On the RStudio Developer Blog we’ve recently written a series on interoperability and R, including why enterprises should embrace workflows that are open to diverse toolsets.

The designers of R, from its very beginnings, have dealt directly with how best to tap into other tools. Statisticians, analysts, and data scientists have long been challenged to bring together all the statistical methods and technologies required to perform the analysis the situation calls for—and this challenge has grown as more tools, libraries, and frameworks become available.

John Chambers writing on the design philosophy behind the S programming language, the predecessor to R,

“[W]e wanted to be able to begin in an interactive environment, where they did not consciously think of themselves as programming. Then as their needs become clearer and their sophistication increased, they should be able to slide gradually into programming, when the language and system aspects would become more important.”

Part of this design philosophy is to minimize the amount of effort and overhead required to get your analytics work done. It is not fair to assume that every data scientist is programming all day, or coming from a computer science background, but they still need to implement some of the most sophisticated tools programmers use.

The ecosystem around R has striven to strike the right balance between a domain specific environment optimized for data science workflows and output, and a general programming environment. For example CRAN, Bioconductor, rOpenSci, and GitHub provide collections of packages written with data science in mind, which extend core R’s functionality, letting you tap into (and share) statistical methods and field-specific tools — when and only when you need them.

Many of the most popular packages offer interfaces to tools in other languages. For example, most tidyverse packages include compiled (C/C++) code. Interestingly, core R itself connects you to tooling mostly written in other programming languages. As of R 4.0.2 over 75% of the lines in core R’s codebase are written C or Fortran (C 43%, Fortran 33%, & R 23.9%).
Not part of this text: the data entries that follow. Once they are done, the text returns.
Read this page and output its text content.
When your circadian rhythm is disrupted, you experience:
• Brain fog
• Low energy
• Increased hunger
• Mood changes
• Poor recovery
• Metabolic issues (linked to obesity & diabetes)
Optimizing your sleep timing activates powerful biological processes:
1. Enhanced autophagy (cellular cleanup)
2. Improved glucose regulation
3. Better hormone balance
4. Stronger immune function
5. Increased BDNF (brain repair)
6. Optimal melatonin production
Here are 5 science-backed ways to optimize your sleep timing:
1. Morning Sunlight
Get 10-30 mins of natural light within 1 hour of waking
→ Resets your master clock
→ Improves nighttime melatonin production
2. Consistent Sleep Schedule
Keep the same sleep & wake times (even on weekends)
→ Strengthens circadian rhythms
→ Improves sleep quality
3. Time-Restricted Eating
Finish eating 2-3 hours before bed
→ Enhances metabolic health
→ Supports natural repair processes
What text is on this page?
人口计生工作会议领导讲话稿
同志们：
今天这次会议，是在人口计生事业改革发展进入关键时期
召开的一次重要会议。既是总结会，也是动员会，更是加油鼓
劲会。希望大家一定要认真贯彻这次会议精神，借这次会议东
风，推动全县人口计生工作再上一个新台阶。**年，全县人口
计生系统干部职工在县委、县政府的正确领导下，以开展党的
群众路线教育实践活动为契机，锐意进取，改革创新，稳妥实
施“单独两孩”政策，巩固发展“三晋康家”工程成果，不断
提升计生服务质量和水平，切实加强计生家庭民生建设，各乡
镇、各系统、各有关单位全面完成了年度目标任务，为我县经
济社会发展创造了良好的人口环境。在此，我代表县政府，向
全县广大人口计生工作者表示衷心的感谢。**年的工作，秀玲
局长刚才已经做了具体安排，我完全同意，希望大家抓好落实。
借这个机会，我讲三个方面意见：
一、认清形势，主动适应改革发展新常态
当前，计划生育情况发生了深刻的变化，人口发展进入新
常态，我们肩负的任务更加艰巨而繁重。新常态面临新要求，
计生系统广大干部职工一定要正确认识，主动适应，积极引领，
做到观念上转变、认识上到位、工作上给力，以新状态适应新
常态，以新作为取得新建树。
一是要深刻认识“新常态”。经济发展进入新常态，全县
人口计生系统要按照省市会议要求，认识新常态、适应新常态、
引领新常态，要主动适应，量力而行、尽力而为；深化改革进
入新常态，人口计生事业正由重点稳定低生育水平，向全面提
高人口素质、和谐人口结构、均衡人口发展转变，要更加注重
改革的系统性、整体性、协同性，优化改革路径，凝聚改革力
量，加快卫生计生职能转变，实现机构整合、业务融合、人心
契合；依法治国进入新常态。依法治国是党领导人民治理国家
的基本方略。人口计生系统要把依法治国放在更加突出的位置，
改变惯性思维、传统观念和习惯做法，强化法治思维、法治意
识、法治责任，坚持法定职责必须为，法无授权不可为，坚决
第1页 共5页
RStudio – design philosophy and development priorities

Our mission at RStudio is to create free and open source software for data science, scientific research, and technical communication. R is a wonderful environment for data analysis, and we’ve focused on making it easier to use. We do this through our IDE and open sources packages, such as the tidyverse. We also do this by making data science easier to learn through RStudio Cloud and our support for data science education. And we help make R easier to manage and scale out across an organization through our our professional products, supporting best practices for data science in the enterprise through our solutions team.

As part of this effort, we have focused heavily on enabling and supporting interoperability between R and other tools. We recently outlined in a recent blog post how the RStudio IDE allows you to embed many different languages in RMarkdown documents, including:

• Using R & Python together through the reticulate package
• SQL code for accessing databases,
• BASH code for shell scripts,
• C and C++ code using the Rcpp package,
• STAN code with rstan for Bayesian modeling,
• Javascript for doing web programming,
• and many more languages. You can find a complete list of the many platforms supported in the language engines chapter of the book, R Markdown: The Definitive Guide.

And we work with the community to support:

• Bilingual data science teams, by providing a single platform for data scientists to develop in R or Python (RStudio Server Pro), and to deploy applications built with either (through RStudio Connect)
• Making it easy to create web applications with shiny or put models into production via plumber APIs
• Supporting easy access to data sources, such odbc, DBI, and dbplyr for database access and wrangling.
• Incubating Ursa Labs, which is focused on building the next generation of cross language tools, leveraging the Apache Arrow project.
• Integration from R with other modeling frameworks, including TensorFlow and SparkMLlib
• Using Sparklyr and Launcher with kubernetes to distribute your calculations or modeling operations over many machines, which we will be discussing in more depth in an upcoming blog post.

This list goes on and on and grows by the week.

R with RStudio is a wonderful environment for anyone who seeks understanding through the analysis of data. It does this by finding a balance between a domain specific environment and a general programming language that doesn’t prioritize data scientists. That is, it strives to be an environment optimized for analytics workflows and output. At the fulcrum of this balance is extensive interoperability, the ability to pull in interfaces into other technologies as they are needed, and a vibrant community sustaining these. This has been the goal for R since initial design principles, through the extensive work shared by the R community, and significant continued investment by RStudio.